## Evaluate the Integral $$\int_{0}^{1} \tan^{-1}(\mathrm{e}^{x}) \mathrm{d}x$$

How to evaluate
\begin{equation}
I = \int\limits_{0}^{1} \tan^{-1}(\mathrm{e}^{x}) \mathrm{d}x
\end{equation}
was a question posed at Mathematics Stack Exchange.

Here is my solution.
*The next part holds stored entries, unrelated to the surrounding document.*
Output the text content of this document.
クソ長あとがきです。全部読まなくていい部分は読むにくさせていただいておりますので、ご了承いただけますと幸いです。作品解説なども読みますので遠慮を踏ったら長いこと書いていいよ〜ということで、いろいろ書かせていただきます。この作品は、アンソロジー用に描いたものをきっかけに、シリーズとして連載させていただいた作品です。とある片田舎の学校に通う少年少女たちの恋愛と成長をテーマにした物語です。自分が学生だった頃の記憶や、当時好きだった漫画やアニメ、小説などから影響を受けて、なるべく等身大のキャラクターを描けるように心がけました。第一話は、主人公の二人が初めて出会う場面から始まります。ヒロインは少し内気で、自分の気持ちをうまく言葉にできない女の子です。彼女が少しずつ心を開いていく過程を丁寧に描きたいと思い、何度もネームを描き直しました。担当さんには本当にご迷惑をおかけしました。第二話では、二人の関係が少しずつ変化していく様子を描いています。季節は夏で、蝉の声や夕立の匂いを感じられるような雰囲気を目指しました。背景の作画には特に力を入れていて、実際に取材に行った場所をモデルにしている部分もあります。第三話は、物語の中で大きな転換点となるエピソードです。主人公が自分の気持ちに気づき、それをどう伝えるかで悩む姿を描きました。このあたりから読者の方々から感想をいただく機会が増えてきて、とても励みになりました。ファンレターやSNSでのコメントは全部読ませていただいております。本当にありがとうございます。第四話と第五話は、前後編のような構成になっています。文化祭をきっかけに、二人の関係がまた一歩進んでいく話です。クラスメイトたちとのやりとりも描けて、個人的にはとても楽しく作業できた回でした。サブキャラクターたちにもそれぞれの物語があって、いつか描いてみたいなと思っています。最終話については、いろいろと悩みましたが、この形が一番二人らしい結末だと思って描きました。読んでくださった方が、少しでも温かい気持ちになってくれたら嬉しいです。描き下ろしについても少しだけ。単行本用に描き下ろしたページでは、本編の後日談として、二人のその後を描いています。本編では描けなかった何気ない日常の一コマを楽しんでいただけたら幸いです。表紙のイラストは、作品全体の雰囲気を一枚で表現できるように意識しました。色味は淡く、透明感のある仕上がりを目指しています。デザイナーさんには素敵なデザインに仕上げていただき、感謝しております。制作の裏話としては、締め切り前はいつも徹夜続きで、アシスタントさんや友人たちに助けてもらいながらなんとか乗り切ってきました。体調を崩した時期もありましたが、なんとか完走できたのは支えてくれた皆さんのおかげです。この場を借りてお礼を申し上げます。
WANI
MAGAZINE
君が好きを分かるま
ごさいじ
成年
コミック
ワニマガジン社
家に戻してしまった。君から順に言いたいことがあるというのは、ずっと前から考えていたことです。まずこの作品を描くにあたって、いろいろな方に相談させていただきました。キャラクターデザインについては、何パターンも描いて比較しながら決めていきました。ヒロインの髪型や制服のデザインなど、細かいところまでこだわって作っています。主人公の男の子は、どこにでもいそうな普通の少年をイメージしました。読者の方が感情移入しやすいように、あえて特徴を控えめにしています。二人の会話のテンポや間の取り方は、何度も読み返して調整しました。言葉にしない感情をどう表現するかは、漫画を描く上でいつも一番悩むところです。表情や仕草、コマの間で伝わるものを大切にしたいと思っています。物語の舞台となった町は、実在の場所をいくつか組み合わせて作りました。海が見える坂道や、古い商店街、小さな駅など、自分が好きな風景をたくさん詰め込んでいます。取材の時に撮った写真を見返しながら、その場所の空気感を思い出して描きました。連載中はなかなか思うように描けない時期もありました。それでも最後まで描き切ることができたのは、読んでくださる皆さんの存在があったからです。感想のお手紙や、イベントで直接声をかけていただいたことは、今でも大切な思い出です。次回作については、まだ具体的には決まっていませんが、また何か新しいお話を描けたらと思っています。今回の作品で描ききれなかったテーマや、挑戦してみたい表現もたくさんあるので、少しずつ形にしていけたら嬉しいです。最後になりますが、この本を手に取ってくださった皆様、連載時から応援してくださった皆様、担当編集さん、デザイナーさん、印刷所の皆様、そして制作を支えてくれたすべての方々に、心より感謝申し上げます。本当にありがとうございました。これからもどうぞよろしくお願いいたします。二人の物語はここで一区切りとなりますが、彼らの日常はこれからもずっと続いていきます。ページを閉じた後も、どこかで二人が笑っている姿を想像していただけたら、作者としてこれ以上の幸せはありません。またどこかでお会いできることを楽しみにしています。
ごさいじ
We express the inverse tangent as logarithms:
\begin{equation}
\tan^{-1}(z) = \frac{i}{2} [\ln(1-iz) – \ln(1+iz)]
\end{equation}
thus our integral becomes
\begin{align}
I &= \frac{i}{2} \int\limits_{0}^{1} \left(\ln(1-i\mathrm{e}^{x}) – \ln(1+i\mathrm{e}^{x}) \right) \mathrm{d}x \\
&= \frac{i}{2} (I_{1} + I_{2})
\end{align}

To evaluate $$I_{1}$$ we make the substitution $$z = i\mathrm{e}^{x}$$
\begin{align}
I_{1} &= \int\limits_{0}^{1} \ln(1-ie^{x}) \mathrm{d}x \\
&= \int\limits_{i}^{i\mathrm{e}} \frac{\ln(1-z)}{z} \mathrm{d}z \\
&= \int\limits_{0}^{i\mathrm{e}} \frac{\ln(1-z)}{z} \mathrm{d}z – \int\limits_{0}^{i} \frac{\ln(1-z)}{z} \mathrm{d}z\\
&= \mathrm{Li}_{2}(i) – \mathrm{Li}_{2}(i\mathrm{e}) \\
&= i\mathrm{G} – \frac{\pi^{2}}{48} – \mathrm{Li}_{2}(i\mathrm{e})
\end{align}

To evaluate $$I_{2}$$ we make the substitution $$-z = i\mathrm{e}^{x}$$
\begin{align}
I_{2} &= \int\limits_{0}^{1} \ln(1+ie^{x}) \mathrm{d}x \\
&= \int\limits_{-i}^{-i\mathrm{e}} \frac{\ln(1-z)}{z} \mathrm{d}z \\
&= \int\limits_{0}^{-i\mathrm{e}} \frac{\ln(1-z)}{z} \mathrm{d}z – \int\limits_{0}^{-i} \frac{\ln(1-z)}{z} \mathrm{d}z\\
&= \mathrm{Li}_{2}(-i\mathrm{e}) – \mathrm{Li}_{2}(-i) \\
&= \mathrm{Li}_{2}(-i\mathrm{e}) – \left(-i\mathrm{G} – \frac{\pi^{2}}{48} \right)
\end{align}

Putting the pieces together, we obtain our final result
\begin{align}
I &= \frac{i}{2} (I_{1} + I_{2}) \\
&= \frac{i}{2} [\mathrm{Li}_{2}(-i\mathrm{e}) – \mathrm{Li}_{2}(i\mathrm{e})] – \mathrm{G} \\
&= \int\limits_{0}^{1} \tan^{-1}(\mathrm{e}^{x}) \mathrm{d}x
\end{align}

Notes:

1. $$\mathrm{G}$$ is Catalan’s constant.
2. Expressions for $$\mathrm{Li}_{2}(\pm i)$$ can be found here.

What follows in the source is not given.